THE VERDICT: In Katamari Damacy, a phenomenal soundtrack backs a creative gameplay type in a quirky and enticing world, its colorful strangeness a perfect fit for a game where rolling up every little object is made more fun by the weird way everything is laid out for you. Starting off tiny and rolling things up until the rest of the world seems small in comparison gives you a gradual and satisfying sense of growth and progression that the game spaces out well so new levels can feel rewarding without needing to whip out the big objects too early.
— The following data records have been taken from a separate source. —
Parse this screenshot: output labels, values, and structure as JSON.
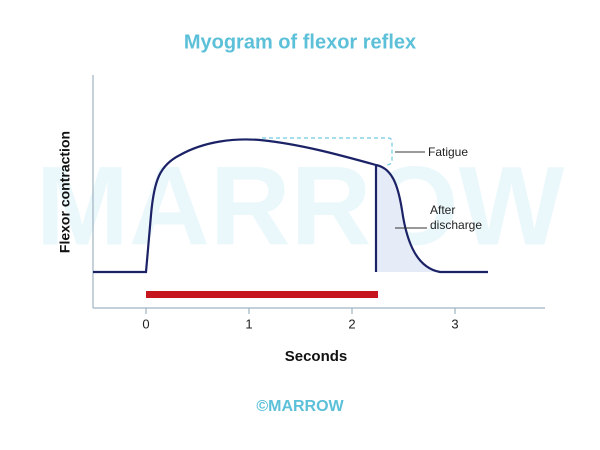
{
  "title": "Myogram of flexor reflex",
  "y_axis_label": "Flexor contraction",
  "x_axis_label": "Seconds",
  "x_ticks": [
    "0",
    "1",
    "2",
    "3"
  ],
  "annotations": {
    "fatigue": "Fatigue",
    "after_discharge": [
      "After",
      "discharge"
    ]
  },
  "watermark": "MARROW",
  "footer": "©MARROW"
}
More importantly, the gameplay keeps itself fresh and changing by having levels where the goal shifts to specific targets without limiting the player too much, a few a little stricter but the game itself shakes up the formula just enough to keep the core appeal strong even under new conditions. Multiplayer, extra milestones to shoot for, and some silly story elements brings this together into an excellent experience that feels both absurd and surprisingly natural at the same time.

 

And so, I give Katamari Damacy for PlayStation 2…

A FANTASTIC rating. When pondering this rating I had to ask myself why this was a Fantastic when I gave Beautiful Katamari only a Good, and while the wonderful soundtrack definitely helped the first game, one of the key features the future games in the series seemed to have forgotten is the importance of doing things besides rolling up balls to make them bigger. The constellation levels are an important break from the standard format, one that still taps on the same ideas of making your ball bigger by smartly and swiftly picking which object to roll up next but shifting the way you’re judged so that you’re making more decisions than rolling into any nearby objects that are smaller than you. The character of the experience is certainly strong, the King of All Cosmos and Hoshino Family giving us two very different views of the game’s strange events, but the core rolling experience isn’t made separate from that as the world itself is rich with weird little scenes. Objects are laid out for their gameplay purpose but distributed in ways that make them more interesting to find, and by not restraining itself with logic or cultural worries the world does feel a richer place to roll up into your ball. The additional goals like the comets or finding the presents also gives you a bit more focus if you need it, but the basic gameplay is already one that taps into the simple thrills of play, the player enjoying when they can tell they’re doing well and earning new opportunities for their continued success. Even with its eccentricities and controls that can take a little bit to acclimate to, I’ve been able to introduce the game to players of various levels of gaming experience successfully, the concept captivating and the colorful world it takes place in amusing in its style and presentation to make it even more inviting.

 

The Katamari Damacy series would continue on for well after the first entry and the games would continue to be released overseas, but as mentioned before, some took an unusual or weaker approach in continuing the franchise. Most of the core titles are still good on some level because the basics of the rolling up mechanic are strong, but even the first game didn’t rely solely on making big stars and that’s why it hasn’t lost its luster compared to its follow ups. The first Katamari Damacy even received a remake with Katamari Damacy Reroll, the creativity that made the game so captivating certainly helped a little by HD graphics where you might be able to spot those milk cartons a little better in the Taurus level before you mistakenly roll them up. Realizing its ideas so well from the start and the unguarded embrace of imagination makes it little surprise the rest of the world loved it as much as Japan, appreciation of quality not really restricted by borders. One magnificent thing about video games is how willing players are to embrace strange and diverse ideas, and while Katamari Damacy didn’t fully break down the barriers game publishers have when it comes to considering international releases, it is at least a clear example that unusual concepts can do well all over the world, sometimes even because they’re so different from what people are used to.